How do you write a recursive formula for a sequence whose first three terms are 1, 1, and 3?

1 Answer
Oct 22, 2016

One possibility would be:

#{ (a_1 = 1), (a_2 = 1), (a_n = a_(n-2) + 2a_(n-1) " for " n >= 3) :}#

Explanation:

There is no recursive formula based simply on the value of the previous term, since it would have to give two different values (namely #1# and #3#) based on the same previous value #1#.

So we may be dealing with something similar to a Fibonacci sequence, where each term depends on the two previous terms.

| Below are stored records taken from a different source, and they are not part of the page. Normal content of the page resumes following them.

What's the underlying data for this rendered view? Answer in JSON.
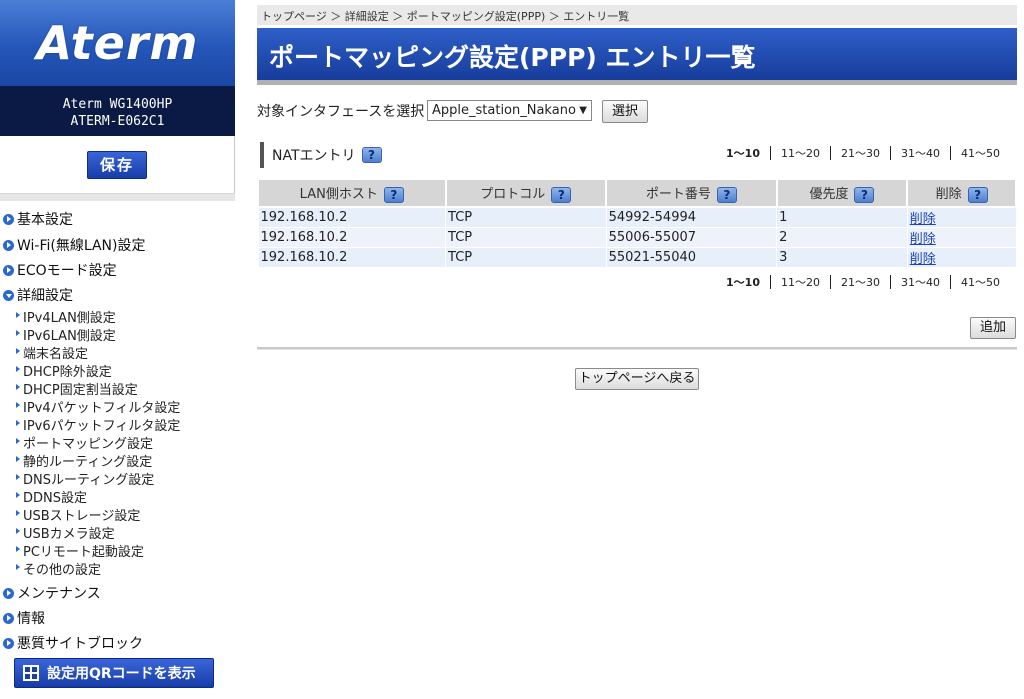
{
  "brand": {
    "logo_text": "Aterm",
    "model": "Aterm WG1400HP",
    "device_id": "ATERM-E062C1",
    "save_label": "保存"
  },
  "sidebar": {
    "top_items": [
      {
        "label": "基本設定"
      },
      {
        "label": "Wi-Fi(無線LAN)設定"
      },
      {
        "label": "ECOモード設定"
      },
      {
        "label": "詳細設定"
      },
      {
        "label": "メンテナンス"
      },
      {
        "label": "情報"
      },
      {
        "label": "悪質サイトブロック"
      }
    ],
    "sub_items": [
      "IPv4LAN側設定",
      "IPv6LAN側設定",
      "端末名設定",
      "DHCP除外設定",
      "DHCP固定割当設定",
      "IPv4パケットフィルタ設定",
      "IPv6パケットフィルタ設定",
      "ポートマッピング設定",
      "静的ルーティング設定",
      "DNSルーティング設定",
      "DDNS設定",
      "USBストレージ設定",
      "USBカメラ設定",
      "PCリモート起動設定",
      "その他の設定"
    ],
    "qr_button": "設定用QRコードを表示"
  },
  "breadcrumb": "トップページ ＞ 詳細設定 ＞ ポートマッピング設定(PPP) ＞ エントリ一覧",
  "page_title": "ポートマッピング設定(PPP) エントリ一覧",
  "interface": {
    "label": "対象インタフェースを選択",
    "selected": "Apple_station_Nakano",
    "select_button": "選択"
  },
  "nat": {
    "heading": "NATエントリ",
    "help": "?",
    "pages": [
      "1〜10",
      "11〜20",
      "21〜30",
      "31〜40",
      "41〜50"
    ],
    "columns": [
      "LAN側ホスト",
      "プロトコル",
      "ポート番号",
      "優先度",
      "削除"
    ],
    "rows": [
      {
        "host": "192.168.10.2",
        "protocol": "TCP",
        "port": "54992-54994",
        "priority": "1",
        "delete": "削除"
      },
      {
        "host": "192.168.10.2",
        "protocol": "TCP",
        "port": "55006-55007",
        "priority": "2",
        "delete": "削除"
      },
      {
        "host": "192.168.10.2",
        "protocol": "TCP",
        "port": "55021-55040",
        "priority": "3",
        "delete": "削除"
      }
    ]
  },
  "buttons": {
    "add": "追加",
    "back": "トップページへ戻る"
  }
}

We can write a formula like this:

#{ (a_1 = 1), (a_2 = 1), (a_n = a_(n-2) + 2a_(n-1) " for " n >= 3) :}#

Such a rule would result in a sequence that starts:

#1, 1, 3, 7, 17, 41, 99,...#

#color(white)()#
Bonus

Given such a recursive definition, how can we derive a general formula for #a_n# ?

One way is to note that the ratio between successive terms tends towards a limit.

Consider the sequence:

#1, x, x^2#

If it satisfied our recursive step rule, then we would have:

#x^2 = 1+2x#

Hence:

#0 = x^2-2x-1 = (x-1)^2-(sqrt(2))^2 = (x-1-sqrt(2))(x-1+sqrt(2))#

So:

#x = 1+-sqrt(2)#

So look for a formula of the form:

#a_n = A(1+sqrt(2))^n + B(1-sqrt(2))^n#

Then:

#1 = a_1 = A(1+sqrt(2))+B(1-sqrt(2))#

#1 = a_2 = A(1+sqrt(2))^2+B(1-sqrt(2))^2#

#color(white)(1 = a_2) = A(3+2sqrt(2))+B(3-2sqrt(2))#

Hence:

#A = (sqrt(2)-1)/2#

#B = -(sqrt(2)+1)/2#

So:

#a_n = 1/2((sqrt(2)-1)(1+sqrt(2))^n-(sqrt(2)+1)(1-sqrt(2))^n)#

#color(white)(a_n) = 1/2((1+sqrt(2))^(n-1)+(1-sqrt(2))^(n-1))#